Aktualnie najbardziej przypominającą naszą Ziemię wydaje się być Teegarden b, znajdująca się w odległości zaledwie 12 lat świetlnych od naszego Układu Słonecznego. Oczywiście, wciąż zbyt mało wiemy na temat innych układów planetarnych (w szczególności układów z gwiazdą typu czerwony karzeł), by być pewnym warunków, jakie panują na planetach podobnych do Teegarden b.
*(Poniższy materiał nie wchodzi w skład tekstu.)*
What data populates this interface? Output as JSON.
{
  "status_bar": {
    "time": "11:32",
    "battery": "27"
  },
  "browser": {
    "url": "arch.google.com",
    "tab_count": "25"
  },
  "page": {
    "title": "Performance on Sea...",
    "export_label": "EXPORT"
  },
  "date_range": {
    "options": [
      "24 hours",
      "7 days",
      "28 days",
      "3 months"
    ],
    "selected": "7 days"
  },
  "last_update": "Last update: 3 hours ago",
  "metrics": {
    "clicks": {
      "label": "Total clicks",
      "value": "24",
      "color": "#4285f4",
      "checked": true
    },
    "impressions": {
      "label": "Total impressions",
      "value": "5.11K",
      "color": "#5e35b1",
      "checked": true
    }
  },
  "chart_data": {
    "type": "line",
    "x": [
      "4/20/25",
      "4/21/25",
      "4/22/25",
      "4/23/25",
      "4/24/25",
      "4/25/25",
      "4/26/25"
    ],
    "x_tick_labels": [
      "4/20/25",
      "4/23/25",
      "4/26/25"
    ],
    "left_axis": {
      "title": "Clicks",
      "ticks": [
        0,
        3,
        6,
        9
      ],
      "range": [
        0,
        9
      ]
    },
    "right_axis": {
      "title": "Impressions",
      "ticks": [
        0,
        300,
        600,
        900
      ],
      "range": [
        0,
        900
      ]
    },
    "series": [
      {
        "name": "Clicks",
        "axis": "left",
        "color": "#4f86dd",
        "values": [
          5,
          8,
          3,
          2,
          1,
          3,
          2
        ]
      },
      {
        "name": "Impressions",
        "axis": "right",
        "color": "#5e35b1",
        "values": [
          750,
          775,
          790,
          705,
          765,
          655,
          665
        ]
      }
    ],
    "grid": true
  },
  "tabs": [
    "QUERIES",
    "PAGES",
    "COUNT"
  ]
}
Niemniej jednak jest pewne, że we Wszechświecie znajduje się bardzo dużo planet o masach podobnych do Ziemi i krążących tam, gdzie przynajmniej teoretycznie woda może występować w stanie ciekłym.

Porównanie zachodów Słońca na Ziemi i Gwiazdy Teegardena na Teegarden b oraz Teegarden c / Credits - PHL @ UPR Arecibo
Porównanie zachodów Słońca na Ziemi i Gwiazdy Teegardena na Teegarden b oraz Teegarden c / Credits – PHL @ UPR Areciboq

Lepsze niż Ziemia?

Czy we Wszechświecie są planety “lepsze” niż Ziemia? Jakie parametry musiałaby mieć planeta, by jeszcze lepiej wspierać rozwój i utrzymanie życia niż nasza planeta?

Kilka prac naukowych dotyczy tego tematu. Jedną z nich jest opublikowana kilka lat temu “Superhabitable Worlds” autorstwa Rene Hellera z McMaster University i Johna Armstronga z Weber State University. Ich publikacja ostatnio wzbudziła większe zainteresowanie, częściowo za sprawą innych publikacji naukowych.

Wspomniana praca skupia się na ocenie możliwości powstania i utrzymania życia na skalistych planetach. Jednym z parametrów wziętych pod uwagę jest orbita planety, która oczywiście powinna znajdować się wewnątrz ekosfery swojej gwiazdy. Według najczęściej stosowanych wyliczeń ekosfery nasza Ziemia krąży bliżej wewnętrznej granicy tej strefy niż jej środka. Dla długoterminowego zapewnienia życia na planecie bardziej optymalne by było, gdyby planeta krążyła bliżej środkowej części ekosfery niż którejkolwiek z jej krawędzi.

Ponadto, Heller i Armstrong uważają, że ani czerwone karły ani też gwiazdy podobne do Słońca to najlepsze gwiazdy dla planet typu Ziemia. Najlepszymi mogą być gwiazdy typu K, gdyż będą one świecić stabilnie nawet przez kilkadziesiąt miliardów lat. Tego typu gwiazdy nie emitują potężnych rozbłysków, które często się notuje u czerwonych karłów. Stabilne warunki przez kilkanaście lub kilkadziesiąt miliardów lat z pewnością zwiększają szanse na powstanie i rozwój życia.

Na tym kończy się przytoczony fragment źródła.